Quite a few people make a number of head-scratching decisions that make reading The Queen of Sorrow a bit like driving along a bumpy road. You’re getting somewhere, but you occasionally have to wince. Sure, people can make less-than-optimal decisions, but these are anime levels of skipping the conversation in favor of the fight. And of course, my personal least favorite: someone “disposing of” characters by exiling them to supposedly inescapable circumstances instead of just killing them outright. When plot hinges on contrivance, things don’t just get less believable. They also get less resonant. It’s hard to feel joy in a character’s triumph when their success is inevitable, and the only mystery is in how it happens.

This may seem like a highly political book, but Durst’s characters are mostly straightforward, even the more devious Queen Mericot. This results in negotiation sequences that seem more like standoffs—or infodumps. Everyone asks for exactly what they want, and guile is the tool only of the wicked. It made all of the characters seem rather naive, but the politics are swiftly resolved, which leaves more time for things to happen. This is the kind of book that would take G. R. R. Martin three books to resolve, and though I found the politics jarring, I wasn’t sorry to see everything move along.

However, this meant that many of the emotional moments missed a beat for me. It wasn’t that certain events weren’t sad—the trilogy is surprisingly heavy on the massacres—but that the plot upstaged the emotional resonance. Everyone and everything kept moving, and it seemed very much like Durst wanted to focus on action rather than inhabit the sadness she was invoking. For a book called The Queen of Sorrow, it’s remarkably full of hope and love. There are two weddings, in fact. Happy ones.

This trilogy reminds me most strongly of 90’s fantasy, those chunky paperbacks with glossaries at the back and guaranteed optimism. There’s no glossary–thank heavens those have fallen away and only the actual linguists bother creating their own languages anymore–but there is the overwhelming sense that everything will work out and that everyone is Pretty Decent Actually. I think people tend to take optimism less seriously, but I don’t have any inherent problems with it. It’s more that I become skeptical when it’s blithe optimism, skipping over consequences that the world itself dictates just to make things neater.

Not all of the happy endings are blithe, though. There is still a great deal of hard work, both magical and emotional, that goes on to bring the characters to their various conclusions. Durst has a great grasp of the nuances of relationships at a personal level, which makes up for the less-than-robust politics. Mothers and sons, ex-husbands and lovers, friends and allies are all given some real consideration. There’s significant thought and maturity in these relationships, and a real unity of philosophy besides. Each character has to grapple with aspects of their own weaknesses and overcome them, but none of it is too obvious or forced.

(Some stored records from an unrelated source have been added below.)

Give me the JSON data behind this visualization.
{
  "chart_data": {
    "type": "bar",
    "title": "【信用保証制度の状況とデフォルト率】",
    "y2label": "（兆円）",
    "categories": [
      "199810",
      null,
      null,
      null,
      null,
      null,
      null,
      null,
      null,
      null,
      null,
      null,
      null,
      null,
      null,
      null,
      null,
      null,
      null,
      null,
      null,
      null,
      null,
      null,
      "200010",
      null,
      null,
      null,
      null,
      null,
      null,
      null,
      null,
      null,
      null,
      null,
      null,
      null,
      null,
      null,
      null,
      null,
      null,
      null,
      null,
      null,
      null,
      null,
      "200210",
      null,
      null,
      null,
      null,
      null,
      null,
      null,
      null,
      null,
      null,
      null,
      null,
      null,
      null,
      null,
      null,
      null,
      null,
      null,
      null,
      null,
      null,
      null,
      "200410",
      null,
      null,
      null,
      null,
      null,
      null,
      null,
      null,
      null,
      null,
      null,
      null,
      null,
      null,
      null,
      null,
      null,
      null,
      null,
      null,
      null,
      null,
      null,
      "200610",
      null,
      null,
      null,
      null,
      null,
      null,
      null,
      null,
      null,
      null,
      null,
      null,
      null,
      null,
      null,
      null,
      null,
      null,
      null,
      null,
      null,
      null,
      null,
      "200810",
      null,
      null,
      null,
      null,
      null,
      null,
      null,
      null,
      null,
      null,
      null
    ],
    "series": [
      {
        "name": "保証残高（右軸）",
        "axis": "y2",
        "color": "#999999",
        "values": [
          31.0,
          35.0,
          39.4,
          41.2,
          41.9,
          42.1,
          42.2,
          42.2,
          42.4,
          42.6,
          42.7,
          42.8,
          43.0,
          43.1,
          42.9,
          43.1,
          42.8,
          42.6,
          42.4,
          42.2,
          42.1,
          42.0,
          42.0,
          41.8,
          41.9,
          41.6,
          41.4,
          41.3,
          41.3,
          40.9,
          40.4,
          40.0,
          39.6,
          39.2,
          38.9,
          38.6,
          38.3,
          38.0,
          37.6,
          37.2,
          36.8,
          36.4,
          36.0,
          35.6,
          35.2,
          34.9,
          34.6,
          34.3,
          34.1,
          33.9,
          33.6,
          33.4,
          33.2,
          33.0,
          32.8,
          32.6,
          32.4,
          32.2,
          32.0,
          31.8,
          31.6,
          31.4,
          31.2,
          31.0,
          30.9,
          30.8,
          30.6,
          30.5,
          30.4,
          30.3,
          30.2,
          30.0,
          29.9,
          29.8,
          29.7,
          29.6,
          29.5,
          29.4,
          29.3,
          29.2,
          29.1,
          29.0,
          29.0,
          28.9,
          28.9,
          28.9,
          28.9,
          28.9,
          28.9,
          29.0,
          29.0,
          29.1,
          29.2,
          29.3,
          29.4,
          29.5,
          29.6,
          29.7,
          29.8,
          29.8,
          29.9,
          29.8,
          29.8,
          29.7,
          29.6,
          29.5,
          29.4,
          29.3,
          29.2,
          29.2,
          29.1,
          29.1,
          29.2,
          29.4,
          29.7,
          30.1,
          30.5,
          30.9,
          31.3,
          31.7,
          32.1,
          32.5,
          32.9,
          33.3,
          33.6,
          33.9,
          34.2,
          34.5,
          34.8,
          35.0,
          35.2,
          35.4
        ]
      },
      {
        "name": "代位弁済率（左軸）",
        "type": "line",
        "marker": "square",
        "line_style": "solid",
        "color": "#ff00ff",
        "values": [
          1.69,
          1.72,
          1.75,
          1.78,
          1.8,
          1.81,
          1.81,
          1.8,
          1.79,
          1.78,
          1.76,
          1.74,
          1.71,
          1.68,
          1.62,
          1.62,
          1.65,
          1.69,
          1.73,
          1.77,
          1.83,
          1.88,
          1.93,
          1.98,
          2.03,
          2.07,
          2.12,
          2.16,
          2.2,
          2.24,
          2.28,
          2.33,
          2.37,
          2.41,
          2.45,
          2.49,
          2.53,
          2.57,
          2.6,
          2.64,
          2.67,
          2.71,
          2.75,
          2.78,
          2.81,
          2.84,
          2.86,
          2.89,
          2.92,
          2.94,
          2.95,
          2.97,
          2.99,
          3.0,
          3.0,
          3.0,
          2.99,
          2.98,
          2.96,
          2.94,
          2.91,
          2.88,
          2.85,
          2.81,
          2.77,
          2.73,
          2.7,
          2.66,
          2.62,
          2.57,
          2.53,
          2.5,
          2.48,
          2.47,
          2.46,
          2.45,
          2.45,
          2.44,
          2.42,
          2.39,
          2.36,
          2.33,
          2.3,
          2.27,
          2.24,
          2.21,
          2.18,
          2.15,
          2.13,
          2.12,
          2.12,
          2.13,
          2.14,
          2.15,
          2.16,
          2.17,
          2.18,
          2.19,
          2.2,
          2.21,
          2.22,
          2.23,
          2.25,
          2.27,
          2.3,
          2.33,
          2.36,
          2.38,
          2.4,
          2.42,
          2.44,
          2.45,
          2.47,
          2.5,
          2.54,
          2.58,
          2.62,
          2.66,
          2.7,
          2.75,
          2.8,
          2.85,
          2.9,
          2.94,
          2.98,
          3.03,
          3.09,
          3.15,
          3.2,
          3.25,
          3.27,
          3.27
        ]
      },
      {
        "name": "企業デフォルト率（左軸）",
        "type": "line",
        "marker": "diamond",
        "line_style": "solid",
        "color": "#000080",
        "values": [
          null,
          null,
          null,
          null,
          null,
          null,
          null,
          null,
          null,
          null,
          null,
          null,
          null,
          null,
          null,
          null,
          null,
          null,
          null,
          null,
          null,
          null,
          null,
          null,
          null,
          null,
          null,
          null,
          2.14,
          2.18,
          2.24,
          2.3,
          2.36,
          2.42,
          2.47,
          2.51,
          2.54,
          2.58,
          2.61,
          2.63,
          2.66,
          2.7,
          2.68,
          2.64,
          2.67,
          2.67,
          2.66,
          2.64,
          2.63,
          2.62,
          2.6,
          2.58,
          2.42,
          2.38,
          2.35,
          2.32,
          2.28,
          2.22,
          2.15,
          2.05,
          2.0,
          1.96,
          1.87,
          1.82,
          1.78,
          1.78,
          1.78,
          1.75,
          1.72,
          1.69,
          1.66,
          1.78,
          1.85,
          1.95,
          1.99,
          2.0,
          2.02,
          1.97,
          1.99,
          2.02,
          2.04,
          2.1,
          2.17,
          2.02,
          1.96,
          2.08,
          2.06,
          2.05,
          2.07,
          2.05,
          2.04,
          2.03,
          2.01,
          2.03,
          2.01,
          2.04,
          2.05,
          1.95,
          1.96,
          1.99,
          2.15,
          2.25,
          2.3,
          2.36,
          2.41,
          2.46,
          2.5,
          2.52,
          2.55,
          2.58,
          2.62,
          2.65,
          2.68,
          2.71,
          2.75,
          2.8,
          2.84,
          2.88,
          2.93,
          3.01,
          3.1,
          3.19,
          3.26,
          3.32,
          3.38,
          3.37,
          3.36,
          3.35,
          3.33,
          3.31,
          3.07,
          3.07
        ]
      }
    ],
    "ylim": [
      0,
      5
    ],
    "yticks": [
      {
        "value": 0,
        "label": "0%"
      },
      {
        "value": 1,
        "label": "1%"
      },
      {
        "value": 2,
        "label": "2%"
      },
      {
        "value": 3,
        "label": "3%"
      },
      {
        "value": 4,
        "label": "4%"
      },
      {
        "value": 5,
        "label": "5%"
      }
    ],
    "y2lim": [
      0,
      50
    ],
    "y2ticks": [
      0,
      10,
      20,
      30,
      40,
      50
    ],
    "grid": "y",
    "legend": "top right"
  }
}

Durst’s overarching argument is that weakness is opportunity rather than flaw. An overwhelming number of fantasy books are about people who strive to rule or strive to keep ruling, not about reluctance and limitation, and the change is refreshing. Abdication, usually not even a consideration in most books about embattled royals, is a genuine option here, considered by several queens as they try to find the best possible option for their people. Naelin’s missteps are perhaps so glaring because everyone is genuinely trying to find a way for humans to even survive in their harsh world, let alone thrive.

Despite its missteps, I have no qualms about recommending either this final book or the trilogy, since its redeeming characteristics outweigh its flaws. A flawed series with an interesting world and unique characters is still infinitely more readable than a cookie-cutter fantasy, and I am glad to see that this will not be the last installment set in such a challenging world.

Queen of Sorrow will be published May 1.